Z jego wystąpieniami w kościele scjentologicznym bliżej mu do Goebbelsa
Sory że się zapytam , ale co ma piernik do wiatraka ? Wiesz, ja Ciebie nie atakuję , żebyś mi zaraz wiązanki jakiejś nie posłał stary;D ale powiedz mi o co Ci chodzi ? Boże Cruise to scjentolog czytez scjentysta to nie od wczoraj wiadomo ...
Niech se jest jaki jest, ale powiem Wam ze zagral nawet niezle, pasowal do tej roli. Ogolnie to dalem filmowi mocno naciagane 7/10, co nie zmienia faktu ze film warto zobaczyc a sama gra Cruisa byla ok ;)
Dla mnie każdy powód jest dobry żeby skrytykować Cruise:D Nie lubie go i tyle.pozdrawiam
Dobrego aktora poznaje się po tym, że potrafi zagrać nawet nogę od krzesła jak potrzeba. ;-) Jego przekonania czy życie prywatne nie mają nic do rzeczy.
Myślę, że niepotrzebnie zrobiono złą prasę "Walkirii" tylko z powodu tego, że odtwórca głównej roli prowadzi takie a nie inne życie prywatne.
Ja dałem Walkiri 10/10... Jak dla mnie film na 9, ale chciałem chociaż troszkę podnieść waszą niesprawiedliwą ocenę... Cruisea można tylko ocenić jak zagrał w tym filmie, a zagrał znakomicie. Film zmienił moje zdanie o niemcach... A w chwili rozstrzelania Stauffenberga nawet się wzruszyłem. Taki film trzeba obejrzeć, pokazuje prawdę jaką każdy ma prawo poznać...
Wiesz co, piep...., ale to piep.... od rzeczy. Co ma piernik do wiatraka. Czy jesteś aż tak głupi, czy aż tak dziecinny?
Niech sobie wierzy w co chce, ja wierzę też w co chce i nic mi do tego. Ważne, że dobrze zagrał, po "hollywoodzku" i tyle. Ciekawe jak na jego miejscu posadziliby takiego Pitta, Karolaka czy innego aktora? To by była dopiero kaszanka. Czasami LUDZIE to was nie rozumiem, a podobno jesteśmy z tego samego gatunku.
Możesz mnie obrażać do woli wisi mi to! To tylko świadczy o Twoim poziomie.Mogę pisać to co mi się żywnie podoba.Każdy ma prawo do swojej opinii nawet jeśli dla Ciebie jest ona pozbawiona sensu, głupia czy też dziecinna.Pozdrawiam przedstawiciela gatunku..
oceniasz tego aktora pod względem jego wyznania ,ale pamiętajcie ,że tu aktorów ocenia się pod względem jak gra w filmach a nie jakiego wyznania jest lub z kim sypia
Nie lubie Cruisa ale muszę przyznać ze w Walkirii zgrał naprawde rewelacyjnie. Oceniajcie aktorów na podstawie tego jak zagrali w filmie a nie na podstawie ich wyznania.
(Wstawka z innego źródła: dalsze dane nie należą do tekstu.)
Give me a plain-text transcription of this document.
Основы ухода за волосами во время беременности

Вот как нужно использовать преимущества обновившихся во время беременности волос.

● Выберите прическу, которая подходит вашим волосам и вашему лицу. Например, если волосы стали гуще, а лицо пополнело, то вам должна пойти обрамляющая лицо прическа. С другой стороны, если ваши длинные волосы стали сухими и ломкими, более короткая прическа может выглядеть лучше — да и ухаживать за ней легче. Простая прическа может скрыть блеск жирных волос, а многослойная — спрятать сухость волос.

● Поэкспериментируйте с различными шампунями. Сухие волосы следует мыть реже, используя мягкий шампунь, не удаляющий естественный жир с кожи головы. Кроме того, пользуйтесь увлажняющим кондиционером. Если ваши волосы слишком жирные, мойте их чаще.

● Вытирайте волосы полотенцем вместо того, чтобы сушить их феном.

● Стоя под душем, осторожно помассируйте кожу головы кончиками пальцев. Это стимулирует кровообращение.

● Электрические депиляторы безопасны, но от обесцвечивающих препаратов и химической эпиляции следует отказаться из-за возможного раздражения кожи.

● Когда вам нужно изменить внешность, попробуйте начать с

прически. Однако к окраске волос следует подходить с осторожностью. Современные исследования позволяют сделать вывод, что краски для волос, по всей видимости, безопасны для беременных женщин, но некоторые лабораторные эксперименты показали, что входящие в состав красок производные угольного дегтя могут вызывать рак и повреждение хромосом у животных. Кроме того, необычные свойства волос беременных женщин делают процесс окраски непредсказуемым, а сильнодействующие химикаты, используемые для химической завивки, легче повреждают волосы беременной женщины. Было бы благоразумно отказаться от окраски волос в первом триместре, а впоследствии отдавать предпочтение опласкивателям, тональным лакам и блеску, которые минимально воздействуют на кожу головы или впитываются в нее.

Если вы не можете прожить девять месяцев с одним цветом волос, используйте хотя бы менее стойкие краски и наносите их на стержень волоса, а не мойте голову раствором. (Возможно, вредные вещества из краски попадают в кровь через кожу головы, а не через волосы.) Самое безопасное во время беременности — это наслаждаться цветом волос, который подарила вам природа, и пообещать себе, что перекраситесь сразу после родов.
Chce byc sobie scjentologiem, muzeumaninem czy też buddystą to niech sobie bedzie, w końcu mamy wolność wyznania ale co do Walkirii nie można mu nic zarzucić.
Bierzecie tutaj pod uwagę to, że jest scjentologiem, a czy ktoś wie, że on był bardzo dawno temu przez jakiś czas w seminarium duchownym kościoła rzymskokatolickiego?? Widać, że zszedł na inną drogę, ale to nie wpływa na jego możliwości aktorskie. Nadal wiele potrafi. Ten film jest jednym z moich ulubionych w którym grał Tom Cruise, ale lubię jeszcze ostatniego samuraja i wojnę światów. Nie wspominając już o mission impasyble II. Ogólnie uwielbiam filmy z Tomem a jakoś jeszcze nie przestałam wierzyć w Boga i w ogóle mnie nie obchodzi co Cruise robi po godzinach pracy. I myślę, że tego powinniśmy się trzymać.